Jakarta, Fireflycinema –
Teater Koma bersiap mementaskan naskah Matahari Papua yang merupakan naskah terakhir yang ditulis oleh Nano Riantiarno, sutradara, penulis, sekaligus pendiri Teater Koma.
Naskah ini akan dipentaskan pada 7 hingga 9 Juni 2024 di Graha Bhakti Budaya, Taman Ismail Maruzki, Jakarta pusat.
Jauh sebelum nantinya dipentaskan dalam durasi lebih dari dua jam, Matahari Papua ternyata lahir dari drama pendek yang dibuat Nano Riantarno pada 2014.
Naskah Matahari Papua hanya berdurasi 45 menit saat dipentaskan di Galeri Indonesia Kaya kala itu. Ketika naskah berkembang menjadi naskah drama panjang, Nano Riantarno pun sempat yakin akan menyutradarai.
IKUTI QUIZ
Diungkap oleh Ratna Riantiarno, istri mendiang Nano sekaligus produser pementasan Teater Koma kali ini, sang suami sempat membicarakan soal naskah kepada pemain musik hingga artistik.

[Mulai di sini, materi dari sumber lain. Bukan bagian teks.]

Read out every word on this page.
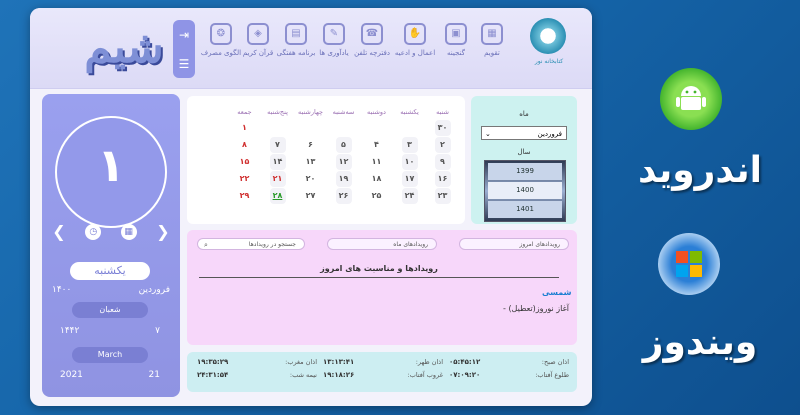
شیم	⇥
☰
▦
تقویم
▣
گنجینه
✋
اعمال و ادعیه
☎
دفترچه تلفن
✎
یادآوری ها
▤
برنامه هفتگی
◈
قرآن کریم
❂
الگوی مصرف
کتابخانه نور
۱
❮	◷	▦ ❯
یکشنبه
۱۴۰۰	فروردین
شعبان
۱۴۴۲	۷
March
2021	21
شنبه
یکشنبه
دوشنبه
سه‌شنبه
چهارشنبه
پنج‌شنبه
جمعه
۳۰
۲
۹
۱۶
۲۳
۳
۱۰
۱۷
۲۴
۴
۱۱
۱۸
۲۵
۵
۱۲
۱۹
۲۶
۶
۱۳
۲۰
۲۷
۷
۱۴
۲۱
۲۸
۱
۸
۱۵
۲۲
۲۹
ماه
⌄	فروردین
سال
1399
1400
1401
رویدادهای امروز
رویدادهای ماه
⌕	جستجو در رویدادها
رویدادها و مناسبت های امروز
شمسی
- آغاز نوروز(تعطیل)
اذان صبح:
۰۵:۴۵:۱۲
طلوع آفتاب:
۰۷:۰۹:۲۰
اذان ظهر:
۱۳:۱۳:۴۱
غروب آفتاب:
۱۹:۱۸:۲۶
اذان مغرب:
۱۹:۳۵:۲۹
نیمه شب:
۲۴:۳۱:۵۴
اندروید
ویندوز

“Matahari Papua sudah sempat dibahas oleh Pak Nano kepada para penata sebetulnya. Pak Nano yakin sekali akan menyutradarai naskahnya ini, jadi dia udah ngomong kepada penata musiknya, kepada penataan artistiknya, semua sudah sempat beberapa kali rapat,” cerita Ratna dalam konferensi pers yang digelar di Galeri Indonesia Kaya, Jakarta Pusat, Rabu (29/5).
Teater Koma siap pentaskan naskah Matahari Papua karya terakhir Nano Riantiarno/ Foto: Dini Astari
|
Keinginan Nano Riantiarno untuk menyutradarai Matahari Papua harus pupus dipisah ajal. Kini, bangku sutradara itu diisi oleh Rangga Riantarno, putranya.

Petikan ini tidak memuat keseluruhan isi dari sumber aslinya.